O que são as provas de trabalho?

As características funcionais de um cão não são visualizadas em uma exposição de estrutura, então para suprir essa necessidade de visualização do desempenho funcional utilizam-se provas de trabalho e as competições. Tratam-se de esportes com regulamentos específicos e realizados em ambiente controlado, portanto diferente da imprevisibilidade do mundo real. 

Provas como o IGP, mondioring, KNPV, Ring sport, pastoreio, caça, detecção e etc, podem ser aplicadas de acordo com a finalidade de cada raça. Uma das formas mais utilizadas para selecionar cães de trabalho é a avaliação de seu desempenho em provas de titulação e competições, embora cientificamente até o momento não exista estudo comprovando que traços comportamentais apresentam herdabilidade no caso dos cães. Por outro lado não se vislumbra separar o que é herdado do que é condicionado em qualquer uma dessas provas, pois os treinadores tem em mente que apesar de ser possível condicionar um cão de forma intensiva, apenas os que tem potencial, independente do ambiente, acabam tendo um bom desempenho. Então, antes de iniciar qualquer condicionamento, a maioria dos criadores e treinadores avaliam o potencial do cão. 

Embora tais provas sejam desprovidas do fator imprevisibilidade e demais experiências reais do serviço, estas são utilizadas na seleção dos requisitos essenciais para os mais diversos tipos de serviço na medida que pretendem se aproximar de situações cotidianas.

A prova de trabalho mais conhecida é o IGP, conhecido como IPO até 31/12/2018 e antes conhecido como Schutzhund. A sigla IGP significa Internationale Gebrauchshunde Prüfungsordnung ou Regulamento de Exame de Cães de Trabalho Internacional. 

O primeiro nome dessa prova, Schutzhund, é a junção de duas palavras. Schutz significa Proteção e Hund significa cão, então Schutzhund quer dizer Prova do Cão de Proteção. Depois, o nome foi alterado e passou a chamar-se IPO ou Internationale Prüfung Ordnung, 

O Schutzhund foi criado por civis como prova de seleção para Pastores Alemães que tivessem aptidão para o serviço policial em geral. Em meados da década de 40, logo após o fim da segunda guerra, outros clubes de raça alemães passaram a utilizar a prova, pois entenderam que era uma maneira de manter a funcionalidade dos seus cães. Com a adesão de mais clubes utilizando a prova, verificou-se a necessidade de manter a padronização da mesma. Então foi criada a AZG (Arbeitsgemeinschaft für Zuchtvereines und Gebrauchshundverbände) que quer dizer algo como Associação de Clubes de Criação e Associação de Cães de Utilidades e tinha como finalidade garantir o padrão da prova, além de servir de referência para os clubes especializados.  Foi a AZG quem primeiro estabeleceu o Schutzhund e seus níveis, além das provas de BH, FH 1 e 2 e AD. Todos os clubes especializados são representados na AZG.
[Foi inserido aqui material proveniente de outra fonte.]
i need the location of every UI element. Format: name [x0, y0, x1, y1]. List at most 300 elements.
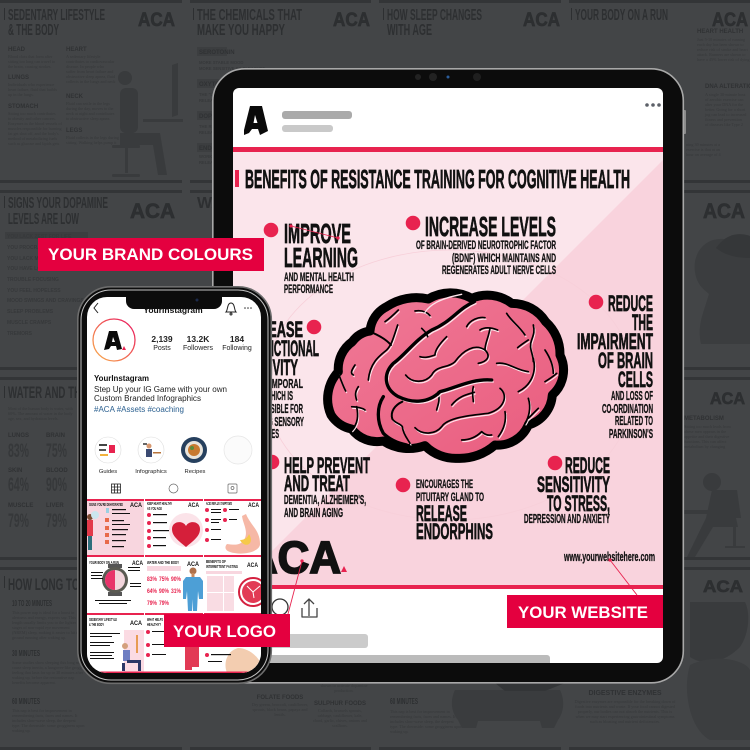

A prova é dividida em três seções: faro, obediência e proteção. Também há três níveis de dificuldade: básico (1), intermediário (2) e avançado (3). Para a seleção de cães no que tange a acasalamentos normalmente é requerido no mínimo que os mesmos tenham o nível 1 ou básico. A participação em competições internacionais exige que o cão tenha o nível 3 (avançado), mas em alguns locais são realizadas competições apenas entre cães já titulados no nível 1, como forma de incentivar e motivar os mesmos a seguir adiante. 

Existe uma prova básica que serve como pré-requisito para a prova de IGP 1, chamada prova de BH. O nome BH significa Begleite Hund ou Cão de Acompanhamento e consiste em uma avaliação básica de obediência e de trânsito. Já houve época em que muitos acreditavam que cães de guarda eram um risco para a sociedade, então o BH é uma ferramenta importante para combater tal falácia. Trata-se de um importante instrumento para a posse responsável, sendo importante que, na medida do possível, a maior parte possível dos proprietários de cães de guarda submetam seus animais a esta prova.